I would support, I mean giving you what I work—the area I work in and the people engagement piece, I do support sort of informal networks and work in the great—making sure you’re connected to that, so that you don’t just dismiss and set something aside.
What I’ve notice now is the organizations of any size need to be more formal communicating. I mean in a big organization, it’s quite obvious—you don’t want your employees to read about what’s happening in the press before they’d find out from you as a leader. But even a small organization, I mean we’ve only got 1800 people.
I am finding more—there are people asking more for formal communications, so I am doing an update. I can’t over communicate at the moment and where we are is an organization, how it’s feeling, how it’s going. I can do that verbally and around a coffee table, at a meeting, in town hall, or one to one. But actually I need to get those messages more formal. I got to make them structure, get them out there as often as I can so that people that may be missed those chances are plugged in as often as possible.
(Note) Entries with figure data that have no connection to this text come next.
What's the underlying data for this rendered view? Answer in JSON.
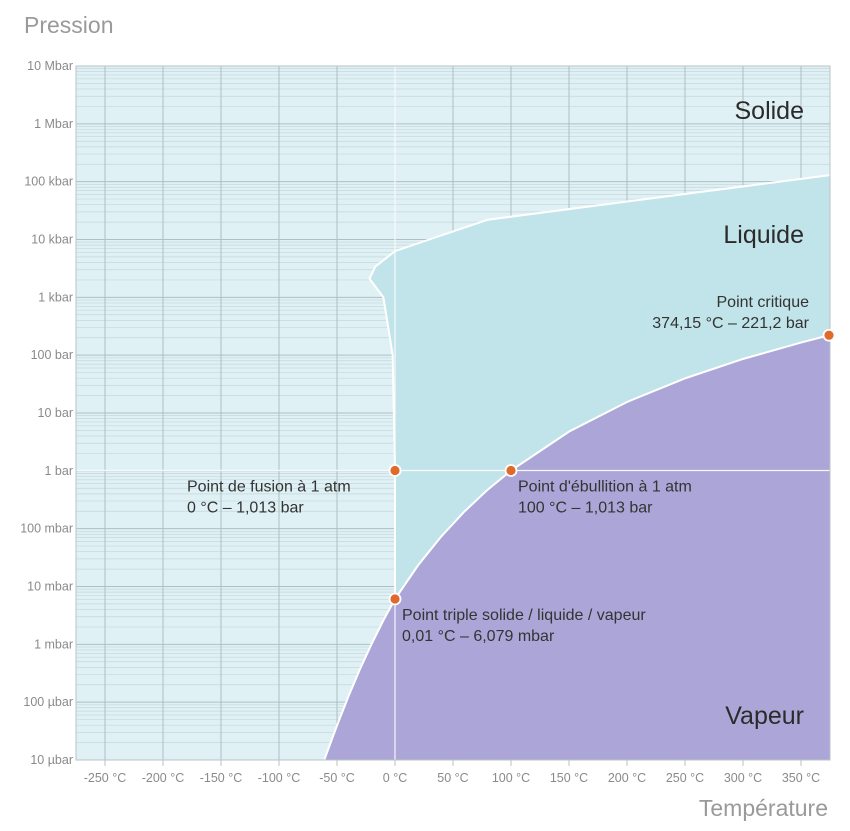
{
  "colors": {
    "plot_bg": "#dff1f5",
    "solid_region": "#dff1f5",
    "liquid_region": "#c1e4ea",
    "vapor_region": "#aba6d7",
    "curve": "#ffffff",
    "point": "#e06a2a",
    "grid_minor": "#c5d7dc",
    "grid_major": "#aebfc4",
    "axis_text": "#8a8a8a",
    "annotation_text": "#333333"
  },
  "chart_data": {
    "type": "area",
    "xlabel": "Température",
    "ylabel": "Pression",
    "xlim": [
      -275,
      375
    ],
    "ylim_bar": [
      1e-05,
      10000000.0
    ],
    "y_scale": "log",
    "grid": true,
    "x_ticks": [
      {
        "v": -250,
        "label": "-250 °C"
      },
      {
        "v": -200,
        "label": "-200 °C"
      },
      {
        "v": -150,
        "label": "-150 °C"
      },
      {
        "v": -100,
        "label": "-100 °C"
      },
      {
        "v": -50,
        "label": "-50 °C"
      },
      {
        "v": 0,
        "label": "0 °C"
      },
      {
        "v": 50,
        "label": "50 °C"
      },
      {
        "v": 100,
        "label": "100 °C"
      },
      {
        "v": 150,
        "label": "150 °C"
      },
      {
        "v": 200,
        "label": "200 °C"
      },
      {
        "v": 250,
        "label": "250 °C"
      },
      {
        "v": 300,
        "label": "300 °C"
      },
      {
        "v": 350,
        "label": "350 °C"
      }
    ],
    "y_ticks": [
      {
        "v": 10000000.0,
        "label": "10 Mbar"
      },
      {
        "v": 1000000.0,
        "label": "1 Mbar"
      },
      {
        "v": 100000.0,
        "label": "100 kbar"
      },
      {
        "v": 10000.0,
        "label": "10 kbar"
      },
      {
        "v": 1000.0,
        "label": "1 kbar"
      },
      {
        "v": 100,
        "label": "100 bar"
      },
      {
        "v": 10,
        "label": "10 bar"
      },
      {
        "v": 1,
        "label": "1 bar"
      },
      {
        "v": 0.1,
        "label": "100 mbar"
      },
      {
        "v": 0.01,
        "label": "10 mbar"
      },
      {
        "v": 0.001,
        "label": "1 mbar"
      },
      {
        "v": 0.0001,
        "label": "100 µbar"
      },
      {
        "v": 1e-05,
        "label": "10 µbar"
      }
    ],
    "regions": [
      {
        "name": "Solide",
        "label_T": 350,
        "label_P": 800000
      },
      {
        "name": "Liquide",
        "label_T": 350,
        "label_P": 9000
      },
      {
        "name": "Vapeur",
        "label_T": 350,
        "label_P": 7e-05
      }
    ],
    "series": [
      {
        "name": "sublimation",
        "points": [
          [
            -61,
            1e-05
          ],
          [
            -50,
            3.94e-05
          ],
          [
            -40,
            0.000128
          ],
          [
            -30,
            0.00038
          ],
          [
            -20,
            0.00103
          ],
          [
            -10,
            0.0026
          ],
          [
            0.01,
            0.006079
          ]
        ]
      },
      {
        "name": "vaporisation",
        "points": [
          [
            0.01,
            0.006079
          ],
          [
            20,
            0.0234
          ],
          [
            40,
            0.0738
          ],
          [
            60,
            0.199
          ],
          [
            80,
            0.474
          ],
          [
            100,
            1.013
          ],
          [
            150,
            4.76
          ],
          [
            200,
            15.5
          ],
          [
            250,
            39.7
          ],
          [
            300,
            85.9
          ],
          [
            350,
            165
          ],
          [
            374.15,
            221.2
          ]
        ]
      },
      {
        "name": "fusion",
        "points": [
          [
            0.01,
            0.006079
          ],
          [
            0,
            1.013
          ],
          [
            -1,
            10
          ],
          [
            -2,
            100
          ],
          [
            -10,
            1000
          ],
          [
            -22,
            2100
          ],
          [
            -17,
            3400
          ],
          [
            0,
            6300
          ],
          [
            80,
            22000
          ],
          [
            375,
            130000
          ]
        ]
      }
    ],
    "points": [
      {
        "T": 0,
        "P": 1.013,
        "line1": "Point de fusion à 1 atm",
        "line2": "0 °C – 1,013 bar",
        "anchor": "left"
      },
      {
        "T": 100,
        "P": 1.013,
        "line1": "Point d'ébullition à 1 atm",
        "line2": "100 °C – 1,013 bar",
        "anchor": "right-below"
      },
      {
        "T": 0.01,
        "P": 0.006079,
        "line1": "Point triple solide / liquide / vapeur",
        "line2": "0,01 °C – 6,079 mbar",
        "anchor": "right-below"
      },
      {
        "T": 374.15,
        "P": 221.2,
        "line1": "Point critique",
        "line2": "374,15 °C –  221,2 bar",
        "anchor": "above-left"
      }
    ]
  }
}
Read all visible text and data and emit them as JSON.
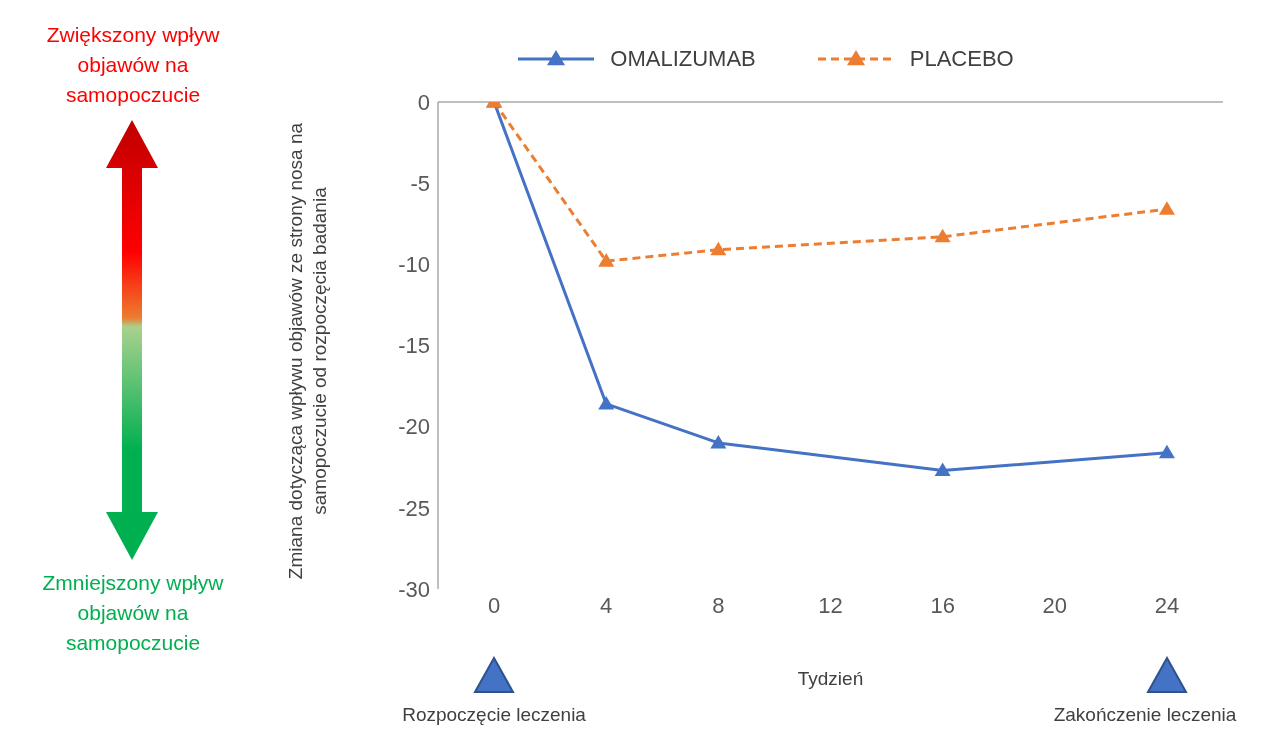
{
  "chart_data": {
    "type": "line",
    "xlabel": "Tydzień",
    "ylabel": "Zmiana dotycząca wpływu objawów ze strony nosa na samopoczucie od rozpoczęcia badania",
    "x": [
      0,
      4,
      8,
      16,
      24
    ],
    "series": [
      {
        "name": "OMALIZUMAB",
        "color": "#4472c4",
        "line_style": "solid",
        "values": [
          0,
          -18.6,
          -21,
          -22.7,
          -21.6
        ]
      },
      {
        "name": "PLACEBO",
        "color": "#ed7d31",
        "line_style": "dashed",
        "values": [
          0,
          -9.8,
          -9.1,
          -8.3,
          -6.6
        ]
      }
    ],
    "xlim": [
      -2,
      26
    ],
    "xticks": [
      0,
      4,
      8,
      12,
      16,
      20,
      24
    ],
    "ylim": [
      -30,
      0
    ],
    "yticks": [
      -30,
      -25,
      -20,
      -15,
      -10,
      -5,
      0
    ],
    "marker": "triangle",
    "grid": false,
    "legend": "top",
    "annotations": [
      "Zwiększony wpływ objawów na samopoczucie",
      "Zmniejszony wpływ objawów na samopoczucie",
      "Rozpoczęcie leczenia",
      "Zakończenie leczenia"
    ]
  }
}
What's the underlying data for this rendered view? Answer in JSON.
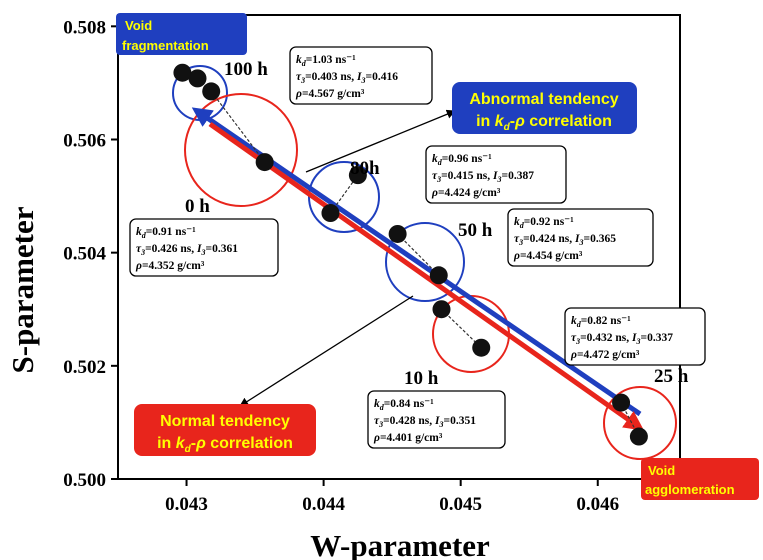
{
  "chart_data": {
    "type": "scatter",
    "xlabel": "W-parameter",
    "ylabel": "S-parameter",
    "xlim": [
      0.0425,
      0.0466
    ],
    "ylim": [
      0.5,
      0.5082
    ],
    "x_ticks": [
      "0.043",
      "0.044",
      "0.045",
      "0.046"
    ],
    "y_ticks": [
      "0.500",
      "0.502",
      "0.504",
      "0.506",
      "0.508"
    ],
    "grid": false,
    "points": [
      {
        "x": 0.04297,
        "y": 0.50718
      },
      {
        "x": 0.04308,
        "y": 0.50708
      },
      {
        "x": 0.04318,
        "y": 0.50685
      },
      {
        "x": 0.04357,
        "y": 0.5056
      },
      {
        "x": 0.04405,
        "y": 0.5047
      },
      {
        "x": 0.04425,
        "y": 0.50537
      },
      {
        "x": 0.04454,
        "y": 0.50433
      },
      {
        "x": 0.04484,
        "y": 0.5036
      },
      {
        "x": 0.04486,
        "y": 0.503
      },
      {
        "x": 0.04515,
        "y": 0.50232
      },
      {
        "x": 0.04617,
        "y": 0.50135
      },
      {
        "x": 0.0463,
        "y": 0.50075
      }
    ],
    "groups": [
      {
        "label": "100 h",
        "lines": [
          {
            "sym": "k",
            "sub": "d",
            "rest": "=1.03 ns⁻¹"
          },
          {
            "sym": "τ",
            "sub": "3",
            "rest": "=0.403 ns, ",
            "sym2": "I",
            "sub2": "3",
            "rest2": "=0.416"
          },
          {
            "sym": "ρ",
            "sub": "",
            "rest": "=4.567 g/cm³"
          }
        ]
      },
      {
        "label": "80h",
        "lines": [
          {
            "sym": "k",
            "sub": "d",
            "rest": "=0.96 ns⁻¹"
          },
          {
            "sym": "τ",
            "sub": "3",
            "rest": "=0.415 ns, ",
            "sym2": "I",
            "sub2": "3",
            "rest2": "=0.387"
          },
          {
            "sym": "ρ",
            "sub": "",
            "rest": "=4.424 g/cm³"
          }
        ]
      },
      {
        "label": "0 h",
        "lines": [
          {
            "sym": "k",
            "sub": "d",
            "rest": "=0.91 ns⁻¹"
          },
          {
            "sym": "τ",
            "sub": "3",
            "rest": "=0.426 ns, ",
            "sym2": "I",
            "sub2": "3",
            "rest2": "=0.361"
          },
          {
            "sym": "ρ",
            "sub": "",
            "rest": "=4.352 g/cm³"
          }
        ]
      },
      {
        "label": "50 h",
        "lines": [
          {
            "sym": "k",
            "sub": "d",
            "rest": "=0.92 ns⁻¹"
          },
          {
            "sym": "τ",
            "sub": "3",
            "rest": "=0.424 ns, ",
            "sym2": "I",
            "sub2": "3",
            "rest2": "=0.365"
          },
          {
            "sym": "ρ",
            "sub": "",
            "rest": "=4.454 g/cm³"
          }
        ]
      },
      {
        "label": "25 h",
        "lines": [
          {
            "sym": "k",
            "sub": "d",
            "rest": "=0.82 ns⁻¹"
          },
          {
            "sym": "τ",
            "sub": "3",
            "rest": "=0.432 ns, ",
            "sym2": "I",
            "sub2": "3",
            "rest2": "=0.337"
          },
          {
            "sym": "ρ",
            "sub": "",
            "rest": "=4.472 g/cm³"
          }
        ]
      },
      {
        "label": "10 h",
        "lines": [
          {
            "sym": "k",
            "sub": "d",
            "rest": "=0.84 ns⁻¹"
          },
          {
            "sym": "τ",
            "sub": "3",
            "rest": "=0.428 ns, ",
            "sym2": "I",
            "sub2": "3",
            "rest2": "=0.351"
          },
          {
            "sym": "ρ",
            "sub": "",
            "rest": "=4.401 g/cm³"
          }
        ]
      }
    ],
    "annotations": {
      "void_fragmentation": [
        "Void",
        "fragmentation"
      ],
      "void_agglomeration": [
        "Void",
        "agglomeration"
      ],
      "abnormal_tendency": {
        "line1": "Abnormal tendency",
        "line2_pre": "in ",
        "k": "k",
        "ksub": "d",
        "dash": "-",
        "rho": "ρ",
        "post": " correlation"
      },
      "normal_tendency": {
        "line1": "Normal tendency",
        "line2_pre": "in ",
        "k": "k",
        "ksub": "d",
        "dash": "-",
        "rho": "ρ",
        "post": " correlation"
      }
    },
    "colors": {
      "blue": "#1f3fbf",
      "red": "#e8251c",
      "yellow": "#ffff00",
      "marker": "#111111"
    }
  }
}
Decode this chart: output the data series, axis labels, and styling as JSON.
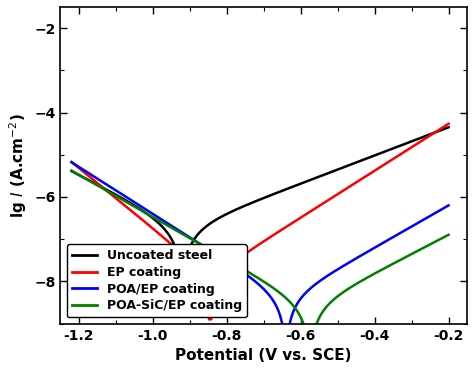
{
  "xlabel": "Potential (V vs. SCE)",
  "ylabel": "lg $I$ (A.cm$^{-2}$)",
  "xlim": [
    -1.25,
    -0.15
  ],
  "ylim": [
    -9.0,
    -1.5
  ],
  "yticks": [
    -8,
    -6,
    -4,
    -2
  ],
  "xticks": [
    -1.2,
    -1.0,
    -0.8,
    -0.6,
    -0.4,
    -0.2
  ],
  "series": [
    {
      "label": "Uncoated steel",
      "color": "#000000",
      "Ecorr": -0.92,
      "Icorr_log": -6.75,
      "ba": 0.3,
      "bc": 0.22,
      "xmin": -1.22,
      "xmax": -0.2
    },
    {
      "label": "EP coating",
      "color": "#ff0000",
      "Ecorr": -0.845,
      "Icorr_log": -7.85,
      "ba": 0.18,
      "bc": 0.14,
      "xmin": -1.22,
      "xmax": -0.2
    },
    {
      "label": "POA/EP coating",
      "color": "#0000ff",
      "Ecorr": -0.64,
      "Icorr_log": -8.4,
      "ba": 0.2,
      "bc": 0.18,
      "xmin": -1.22,
      "xmax": -0.2
    },
    {
      "label": "POA-SiC/EP coating",
      "color": "#008000",
      "Ecorr": -0.575,
      "Icorr_log": -8.6,
      "ba": 0.22,
      "bc": 0.2,
      "xmin": -1.22,
      "xmax": -0.2
    }
  ],
  "background_color": "#ffffff",
  "linewidth": 1.8
}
Joanna Higgins: So, what do you mean by formal and structured?
Adrian Moorhouse: I mean emails. I mean just getting people in meetings and just—because this has been such a drive to—because on that one, it’s yin and yang, right? It’s under a social network and the connection of the human interaction, the human touch stuff. But then you’ve got to back that up with the real side which is don’t underestimate the impact of the logged and formal opportunities, whether you get the chance to stand in front of a group or you get the chance to write to the group or you got a chance to talk directly from the podcast so whatever. It’s pretty cool but because ultimately people want you to help them make sense of what is going on.